President Trump signed an executive order boosting access to healthcare in rural areas by extending an emergency authority on telehealth benefits, making permanent temporary measures introduced during the coronavirus pandemic.
The order announced by Trump in a news conference at the White House on Monday would support wider access to healthcare. In a call preceding the announcement, Health and Human Services Secretary Alex Azar called the move a “lifeline” for people in the United States, particularly in rural areas.
“We can’t offer more access to telehealth, the argument goes, because it will just drive higher costs and more utilization,” said Azar, a member of the White House Coronavirus Task Force, disputing the headwinds he said the White House had faced. “That isn’t how this administration looks at healthcare.”
A joint initiative with the Federal Communications Commission and the U.S. Department of Agriculture would address broadband infrastructure needs, he added.
“Healthcare has caught up with the rest of the economy and how people interact, finally,” said Azar. “This fits together in the broader vision the president has of the patient being at the center of healthcare, with lower costs, more control, and more choice.”
Centers for Medicare & Medicaid Services Administrator Seema Verma said that patients accessing telemedical care grew from some 13,000 per week to more than 10.1 million from mid-March to early July. She called on Congress to extend access to the measures across the entire country permanently, beyond just rural areas.

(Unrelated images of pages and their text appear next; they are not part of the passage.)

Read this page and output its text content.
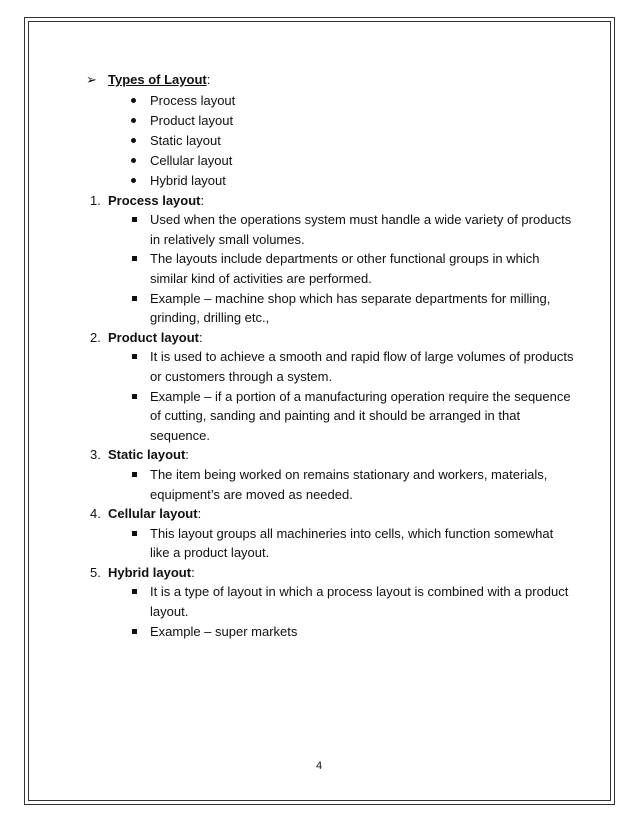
➢ Types of Layout:
Process layout
Product layout
Static layout
Cellular layout
Hybrid layout
1. Process layout:
Used when the operations system must handle a wide variety of products in relatively small volumes.
The layouts include departments or other functional groups in which similar kind of activities are performed.
Example – machine shop which has separate departments for milling, grinding, drilling etc.,
2. Product layout:
It is used to achieve a smooth and rapid flow of large volumes of products or customers through a system.
Example – if a portion of a manufacturing operation require the sequence of cutting, sanding and painting and it should be arranged in that sequence.
3. Static layout:
The item being worked on remains stationary and workers, materials, equipment’s are moved as needed.
4. Cellular layout:
This layout groups all machineries into cells, which function somewhat like a product layout.
5. Hybrid layout:
It is a type of layout in which a process layout is combined with a product layout.
Example – super markets
4
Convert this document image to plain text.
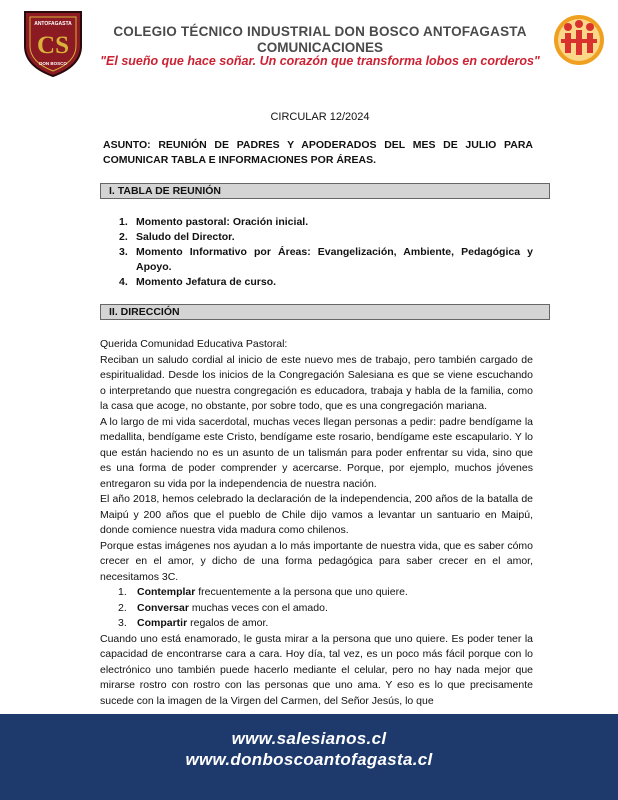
ANTOFAGASTA
CS
DON BOSCO
COLEGIO TÉCNICO INDUSTRIAL DON BOSCO ANTOFAGASTA
COMUNICACIONES
"El sueño que hace soñar. Un corazón que transforma lobos en corderos"
CIRCULAR 12/2024
ASUNTO: REUNIÓN DE PADRES Y APODERADOS DEL MES DE JULIO PARA COMUNICAR TABLA E INFORMACIONES POR ÁREAS.
I. TABLA DE REUNIÓN
1. Momento pastoral: Oración inicial.
2. Saludo del Director.
3. Momento Informativo por Áreas: Evangelización, Ambiente, Pedagógica y Apoyo.
4. Momento Jefatura de curso.
II. DIRECCIÓN

Querida Comunidad Educativa Pastoral:

Reciban un saludo cordial al inicio de este nuevo mes de trabajo, pero también cargado de espiritualidad. Desde los inicios de la Congregación Salesiana es que se viene escuchando o interpretando que nuestra congregación es educadora, trabaja y habla de la familia, como la casa que acoge, no obstante, por sobre todo, que es una congregación mariana.

A lo largo de mi vida sacerdotal, muchas veces llegan personas a pedir: padre bendígame la medallita, bendígame este Cristo, bendígame este rosario, bendígame este escapulario. Y lo que están haciendo no es un asunto de un talismán para poder enfrentar su vida, sino que es una forma de poder comprender y acercarse. Porque, por ejemplo, muchos jóvenes entregaron su vida por la independencia de nuestra nación.

El año 2018, hemos celebrado la declaración de la independencia, 200 años de la batalla de Maipú y 200 años que el pueblo de Chile dijo vamos a levantar un santuario en Maipú, donde comience nuestra vida madura como chilenos.

Porque estas imágenes nos ayudan a lo más importante de nuestra vida, que es saber cómo crecer en el amor, y dicho de una forma pedagógica para saber crecer en el amor, necesitamos 3C.

1. Contemplar frecuentemente a la persona que uno quiere.
2. Conversar muchas veces con el amado.
3. Compartir regalos de amor.

Cuando uno está enamorado, le gusta mirar a la persona que uno quiere. Es poder tener la capacidad de encontrarse cara a cara. Hoy día, tal vez, es un poco más fácil porque con lo electrónico uno también puede hacerlo mediante el celular, pero no hay nada mejor que mirarse rostro con rostro con las personas que uno ama. Y eso es lo que precisamente sucede con la imagen de la Virgen del Carmen, del Señor Jesús, lo que

www.salesianos.cl
www.donboscoantofagasta.cl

“Telehealth can never fully replace the gold standard of in-person care, but what it certainly can do is compliment in-person care by furnishing one more clinical tool,” said Verma. “That is something that Congress would need to change.”
The White House is also working to lower prescription drugs costs, a 2016 campaign promise. Trump signed four executive orders last month, one of which would tie drug prices to the costs paid by overseas countries, known as the “most favored nations” rules. Drug companies have criticized the decision.
Trump, on Monday, said he would meet with drug executives on Friday about the order on drug pricing, which he said may not need to be enacted pending an agreement to slash prices. A meeting last week was called off after pharmaceutical officials refused to meet.